What are the industry’s challenges?
BAKER: About four years ago it was not having a site big enough for a company that wanted 100 or 200 acres at no cost by next week. That’s tongue-in-cheek but not far from reality. That concern is gone for us because we are almost finished with a $176 million project that includes a new road and taxiway. They open about 1,000 acres for development. Workforce is the biggest concern among the companies we talk to. They are still interested in incentives and finding the right environment, but workforce availability is a deal breaker.
WORLEY: The companies and workers and their families that we’re bringing to the state need a transportation system that’s free of travel and commuting challenges. DOT is staying ahead of those needs. We’ve built a robust transportation system, and that additional capacity is used. It’s not like other parts of the country, where highways are almost empty and railroad tracks go mostly unused. Having it for a company to get its product out or its employees in is important.
STATON: E-commerce, whether it’s small package or freight, is our biggest challenge. It boils down to overcapacity issues at UPS and FedEx. They struggle with calculating holiday hirings, for example, so presents are delivered on time. The more they miss, the more refunds we give our customers.
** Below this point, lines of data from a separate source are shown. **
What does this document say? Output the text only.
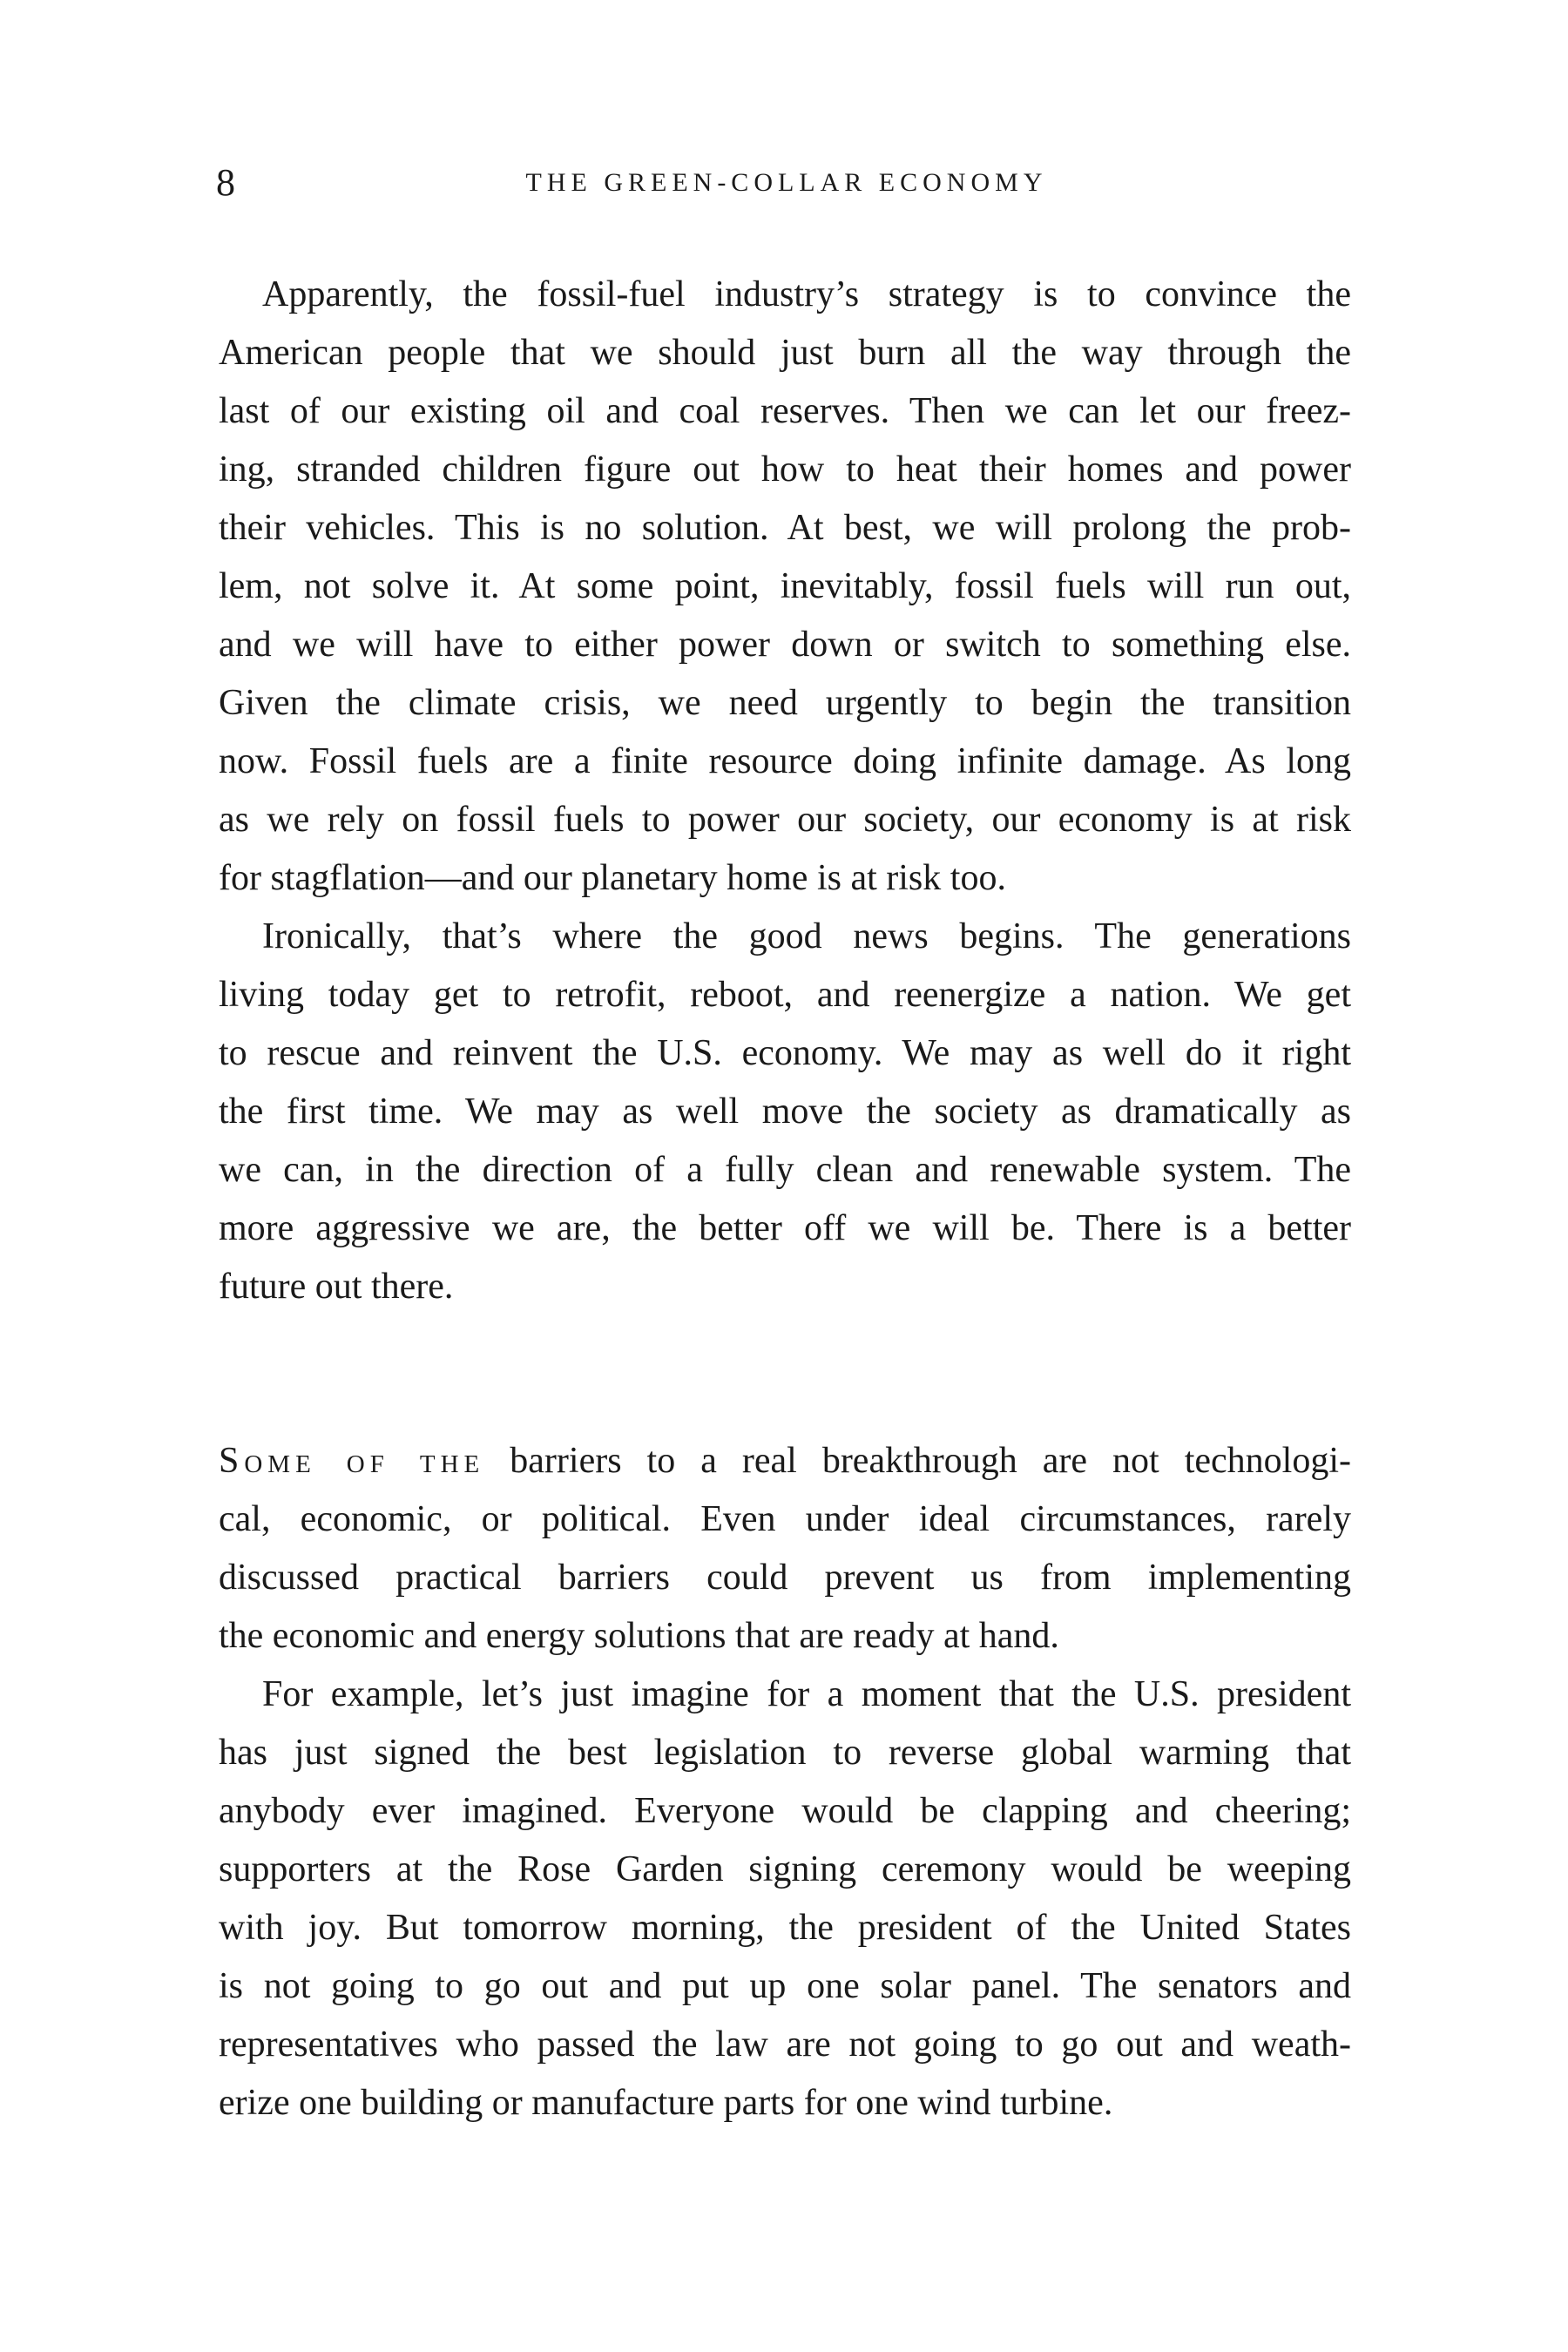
8	THE GREEN-COLLAR ECONOMY
Apparently, the fossil-fuel industry’s strategy is to convince the
American people that we should just burn all the way through the
last of our existing oil and coal reserves. Then we can let our freez-
ing, stranded children figure out how to heat their homes and power
their vehicles. This is no solution. At best, we will prolong the prob-
lem, not solve it. At some point, inevitably, fossil fuels will run out,
and we will have to either power down or switch to something else.
Given the climate crisis, we need urgently to begin the transition
now. Fossil fuels are a finite resource doing infinite damage. As long
as we rely on fossil fuels to power our society, our economy is at risk
for stagflation—and our planetary home is at risk too.
Ironically, that’s where the good news begins. The generations
living today get to retrofit, reboot, and reenergize a nation. We get
to rescue and reinvent the U.S. economy. We may as well do it right
the first time. We may as well move the society as dramatically as
we can, in the direction of a fully clean and renewable system. The
more aggressive we are, the better off we will be. There is a better
future out there.
Some of the barriers to a real breakthrough are not technologi-
cal, economic, or political. Even under ideal circumstances, rarely
discussed practical barriers could prevent us from implementing
the economic and energy solutions that are ready at hand.
For example, let’s just imagine for a moment that the U.S. president
has just signed the best legislation to reverse global warming that
anybody ever imagined. Everyone would be clapping and cheering;
supporters at the Rose Garden signing ceremony would be weeping
with joy. But tomorrow morning, the president of the United States
is not going to go out and put up one solar panel. The senators and
representatives who passed the law are not going to go out and weath-
erize one building or manufacture parts for one wind turbine.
MOORE: There’s a shortage of market-ready industrial sites with rail service. When there’s not a site even though we have plenty of land, that’s a real challenge. We’ve partnered with a site-location consultant to examine all 87 rail-served counties to identify potential industrial sites. We’re partnering with the railroads to go through the data, and then we will work with counties and economic-development partners, such as DOT and N.C. Ports, to roll it out at the beginning of this year. It’s the first step in plugging that hole.